Quanti ricordi in questo sito. Una parte della mia vita. Stamattina ne ho sentito la nostalgia.

E allora eccomi con la mia prima rece dopo anni.

Ero rimasto all'hardcore americano degli anni 80 e da lì riparto.

In quella musica, secondo me, c'era tutto il "senso" dell'esistenza, tutto il male della Storia racchiuso in un grido disperato, annegato in una tormenta di chiassose chitarre, sballottato a ritmo vertiginoso. Molti gruppi sapevano convertire quel dolore cosmico in energia positiva (Minor Threat, Descendents), altri invece non potevano fare altro che constatare, tutt'al più con un filo di mesta ironia, l'ineluttabilità di uno stato delle cose che ha sempre visto (e sempre vedrà) l'Uomo autodistruggersi. Non ci sono valori, ma solo disvalori mascherati.
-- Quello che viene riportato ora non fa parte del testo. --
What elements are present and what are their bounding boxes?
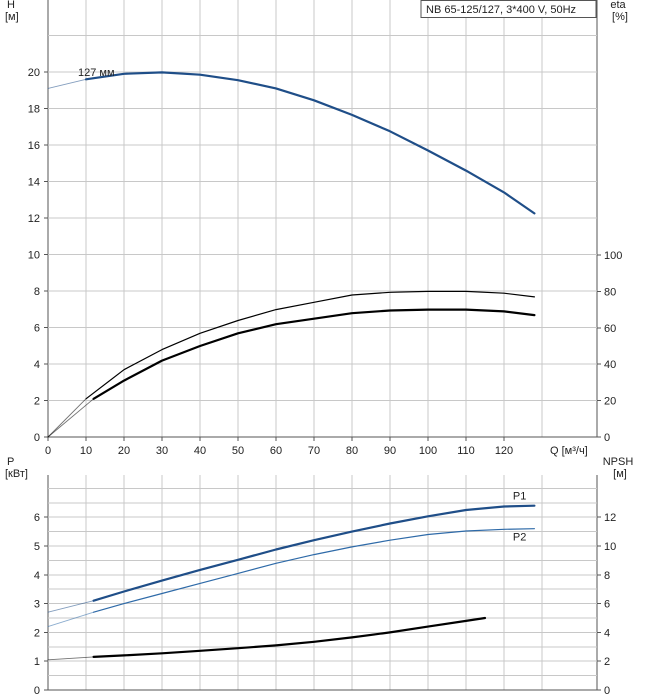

Non c'è un senso nelle cose che si fanno, tanto nei massimi sistemi quanto nella vita quotidiana, perché tutto conduce alla morte, tutto si riduce al nulla.
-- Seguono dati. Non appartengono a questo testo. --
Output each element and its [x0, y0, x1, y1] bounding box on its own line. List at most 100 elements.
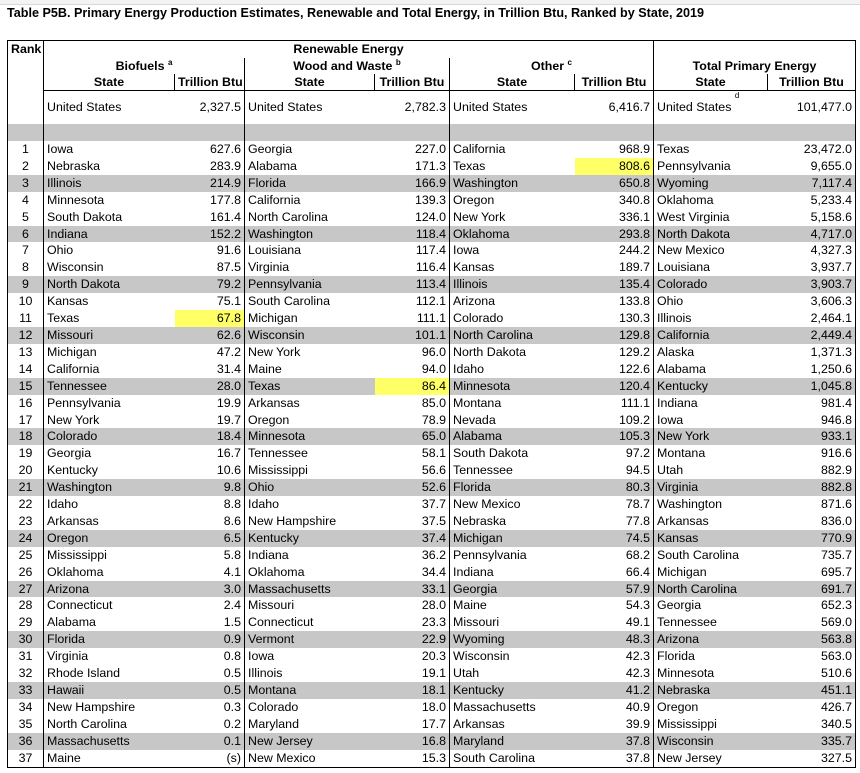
total-state-cell: Wisconsin: [653, 732, 768, 750]
biofuels-state-cell: Massachusetts: [43, 732, 175, 750]
wood-unit-header: Trillion Btu: [374, 74, 450, 91]
table-row: 17 New York 19.7 Oregon 78.9 Nevada 109.2 Iowa 9…: [7, 411, 856, 429]
other-state-cell: Pennsylvania: [449, 546, 575, 564]
total-state-cell: Michigan: [653, 563, 768, 581]
biofuels-state-cell: Oregon: [43, 529, 175, 547]
other-state-cell: New York: [449, 208, 575, 226]
other-state-cell: North Carolina: [449, 326, 575, 344]
other-state-cell: Idaho: [449, 360, 575, 378]
total-state-cell: Virginia: [653, 479, 768, 497]
table-row: 11 Texas 67.8 Michigan 111.1 Colorado 130.3 Ill…: [7, 310, 856, 327]
biofuels-value-cell: 152.2: [174, 225, 245, 243]
other-value-cell: 37.8: [574, 749, 654, 768]
other-value-cell: 97.2: [574, 445, 654, 463]
wood-value-cell: 15.3: [374, 749, 450, 768]
table-title: Table P5B. Primary Energy Production Est…: [7, 6, 705, 20]
wood-state-cell: Mississippi: [244, 462, 375, 480]
total-state-cell: Oregon: [653, 698, 768, 716]
total-state-cell: Kentucky: [653, 377, 768, 395]
rank-cell: 32: [7, 665, 44, 682]
other-value-cell: 39.9: [574, 715, 654, 733]
total-value-cell: 933.1: [767, 428, 856, 446]
wood-state-cell: New Mexico: [244, 749, 375, 768]
biofuels-value-cell: 8.6: [174, 512, 245, 530]
renewable-energy-header: Renewable Energy: [43, 40, 654, 58]
other-state-cell: Illinois: [449, 276, 575, 294]
total-state-cell: Montana: [653, 445, 768, 463]
biofuels-state-cell: Michigan: [43, 343, 175, 361]
table-row: 33 Hawaii 0.5 Montana 18.1 Kentucky 41.2 Nebras…: [7, 682, 856, 699]
rank-cell: 35: [7, 715, 44, 733]
total-value-cell: 335.7: [767, 732, 856, 750]
biofuels-state-cell: Arkansas: [43, 512, 175, 530]
biofuels-state-cell: Kansas: [43, 293, 175, 311]
wood-state-cell: Minnesota: [244, 428, 375, 446]
us-other-state: United States: [449, 90, 575, 124]
wood-state-cell: Maryland: [244, 715, 375, 733]
other-value-cell: 68.2: [574, 546, 654, 564]
table-row: 13 Michigan 47.2 New York 96.0 North Dakota 12…: [7, 343, 856, 361]
rank-cell: 31: [7, 648, 44, 666]
other-value-cell: 340.8: [574, 191, 654, 209]
biofuels-state-cell: Missouri: [43, 326, 175, 344]
biofuels-state-cell: Washington: [43, 479, 175, 497]
wood-state-cell: California: [244, 191, 375, 209]
biofuels-value-cell: 0.3: [174, 698, 245, 716]
total-value-cell: 5,233.4: [767, 191, 856, 209]
table-row: 3 Illinois 214.9 Florida 166.9 Washington 650.…: [7, 174, 856, 192]
table-row: 16 Pennsylvania 19.9 Arkansas 85.0 Montana 111…: [7, 394, 856, 412]
rank-cell: 6: [7, 225, 44, 243]
wood-value-cell: 20.3: [374, 648, 450, 666]
rank-cell: 5: [7, 208, 44, 226]
wood-state-cell: Maine: [244, 360, 375, 378]
other-value-cell: 74.5: [574, 529, 654, 547]
table-row: 37 Maine (s) New Mexico 15.3 South Carolina 37…: [7, 749, 856, 768]
rank-cell: 22: [7, 496, 44, 513]
wood-value-cell: 17.7: [374, 715, 450, 733]
total-value-cell: 916.6: [767, 445, 856, 463]
other-state-cell: Wisconsin: [449, 648, 575, 666]
rank-cell: 29: [7, 614, 44, 632]
rank-cell: 28: [7, 597, 44, 615]
other-value-cell: 78.7: [574, 496, 654, 513]
rank-cell: 12: [7, 326, 44, 344]
total-value-cell: 1,371.3: [767, 343, 856, 361]
total-state-cell: Florida: [653, 648, 768, 666]
table-row: 5 South Dakota 161.4 North Carolina 124.0 New…: [7, 208, 856, 226]
wood-state-cell: Montana: [244, 682, 375, 699]
other-state-cell: California: [449, 141, 575, 158]
table-row: 12 Missouri 62.6 Wisconsin 101.1 North Caroli…: [7, 326, 856, 344]
biofuels-state-cell: South Dakota: [43, 208, 175, 226]
biofuels-state-cell: Nebraska: [43, 157, 175, 175]
other-state-cell: Alabama: [449, 428, 575, 446]
rank-cell: 23: [7, 512, 44, 530]
other-value-cell: 122.6: [574, 360, 654, 378]
total-state-cell: Pennsylvania: [653, 157, 768, 175]
wood-state-cell: South Carolina: [244, 293, 375, 311]
wood-value-cell: 94.0: [374, 360, 450, 378]
separator-band: [7, 124, 856, 141]
total-value-cell: 340.5: [767, 715, 856, 733]
other-state-cell: Maryland: [449, 732, 575, 750]
other-value-cell: 189.7: [574, 259, 654, 277]
biofuels-value-cell: 91.6: [174, 242, 245, 260]
wood-value-cell: 18.0: [374, 698, 450, 716]
biofuels-value-cell: 6.5: [174, 529, 245, 547]
wood-value-cell: 85.0: [374, 394, 450, 412]
total-value-cell: 882.9: [767, 462, 856, 480]
biofuels-state-cell: Virginia: [43, 648, 175, 666]
table-row: 32 Rhode Island 0.5 Illinois 19.1 Utah 42.3 Min…: [7, 665, 856, 682]
other-footnote: c: [567, 58, 572, 67]
other-state-cell: New Mexico: [449, 496, 575, 513]
total-value-cell: 3,903.7: [767, 276, 856, 294]
other-value-cell: 135.4: [574, 276, 654, 294]
other-value-cell: 54.3: [574, 597, 654, 615]
other-value-cell: 41.2: [574, 682, 654, 699]
biofuels-value-cell: 161.4: [174, 208, 245, 226]
wood-state-cell: Kentucky: [244, 529, 375, 547]
biofuels-state-cell: Ohio: [43, 242, 175, 260]
wood-value-cell: 96.0: [374, 343, 450, 361]
other-state-cell: South Dakota: [449, 445, 575, 463]
biofuels-state-cell: Oklahoma: [43, 563, 175, 581]
total-state-cell: Louisiana: [653, 259, 768, 277]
Se siete allegri, ottimisti, se le cose vi vanno per il verso giusto in questo momento della vostra vita, e sentite il bisogno di deprimervi, anzi di toccare con mano il vuoto che vi circonda e di cui siete parte integrante, non perdete l'occasione di ascoltare "Landshark" (1982) dei californiani Fang.
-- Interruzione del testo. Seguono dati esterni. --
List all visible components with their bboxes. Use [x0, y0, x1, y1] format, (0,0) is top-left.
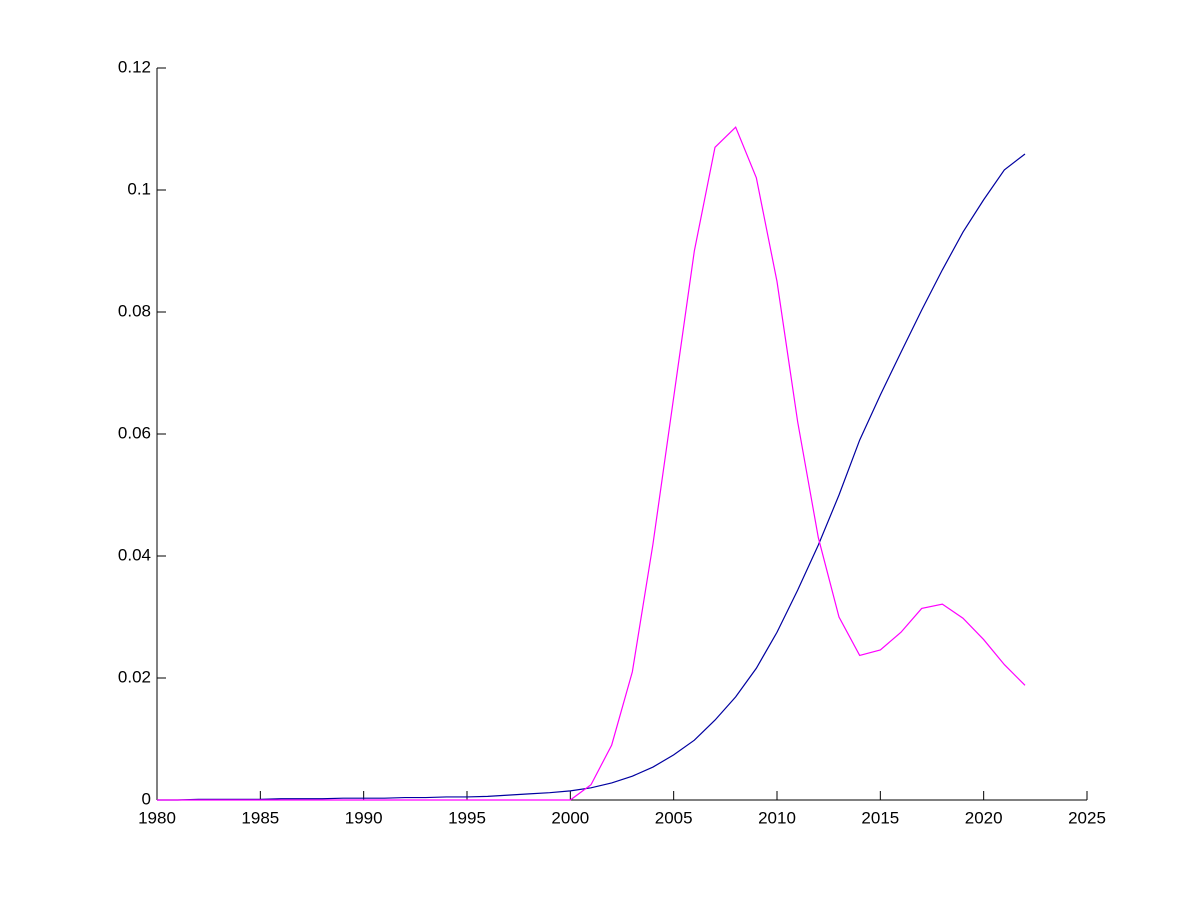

Chi conosce i Flipper, concittadini dei Fang nella degenerata San Francisco dei primi anni 80, avrà già un'idea della "proposta musicale" dei nostri: ambientazione notturna, inverno possibilmente, periferia di qualsiasi città, un vicolo maleodorante, rifiuti ovunque (specialmente umani), alcool, eroina, risse, accoltellamenti, oppure un garage, un parcheggio, una camera di un motel, solitudine ed indifferenza sopra ogni altra cosa. La differenza è che mentre i Flipper si lasciavano scivolare tutto addosso indossando uno sfilacciatissimo ordito di chitarre e bassi fatiscenti, i Fang, ancor più cinicamente, impacchettavano lo schifo in facili canzoncine con tanto di riff-strofa-ritornello, coagulavano le incontrollate perdite dei Flipper in cacofonie "da manuale", tanto radicalmente brutte da essere orecchiabili, fondando così il famoso "grunge". Tutto in "Landshark", dalla chitarra fetida alle ritmiche impastate, dall'essenzialità delle composizioni al cantato tanto sconvolto quanto passivo, parrebbe uscito dal primo disco dei Nirvana. Se non fosse che Cobain, dietro a quel mood apatico che traspariva dal personaggio, dalle liriche, dalla voce, conservava tracce di quell'entità misteriosa chiamata "anima" e così, nel suo calvario, c'era spazio anche per i sospiri di "About a Girl" o per lo strazio di "School". Niente di tutto questo nei Fang: solo materia, solo sostanza reificata, nessun sentimento se non quello della sua assenza.

Anche se, con queste premesse, verrebbe da pensare che in questo disco una canzone "valga" l'altra (e così è infatti), proprio perché la musica (l'Arte) "vale" anche quando esprime un disvalore, ogni canzone di "Landshark" merita un'analisi.

I pezzi fondamentali sono "Law and Order", per come trascina ottusi riff che paiono rosari declamati controvoglia, mentre la voce non fa altro che annaspare, soffocata, e "Diary of a mad werrwoulf", sbranata invece da un canto spiritato, cannibale, vampiresco, assetato di nichilismo, ululante talora: curioso come questo brano finisca in dissolvenza, manco fosse una canzone pop... L'hardcore old-school, quello conciso e frenetico di inizio decade, sopravvive formalmente, ma viene reso impotente, come se a pogare fossero marionette, e regala qualche momento di fibrillazione solo nell'apnea di "Drunk & Crazy". Non che i Fang non abbiano almeno fatto finta di cercare una via d'uscita da queste sabbie mobili: in "The Money Will Roll Right In", serenata stoner in cui dichiarano il loro "amore" per la giovane star Brooke Shields, si lanciano in grotteschi tentativi di assolo, ma non durano più di metà giro di riff; in "An Invitation" si prodigano addirittura in un'insana progressione melodica, tendendo una mano agli Stooges del primo disco e l'altra ai primi Mudhoney; anche con "Skinheads Smoke Dope" provano a rialzare la testa per cercare una luce alla fine del tunnel, ma senza risultati. Anche perché non c'è nessun tunnel, nessun percorso in avanti, ma solo ristagno, impaludamento, immobilità: la musica dei Fang è destinata a sguazzare in eterno in un buco nero che non ammette scappatoie.

Cari DeBaseriani, sono lieto di essere tornato tra voi.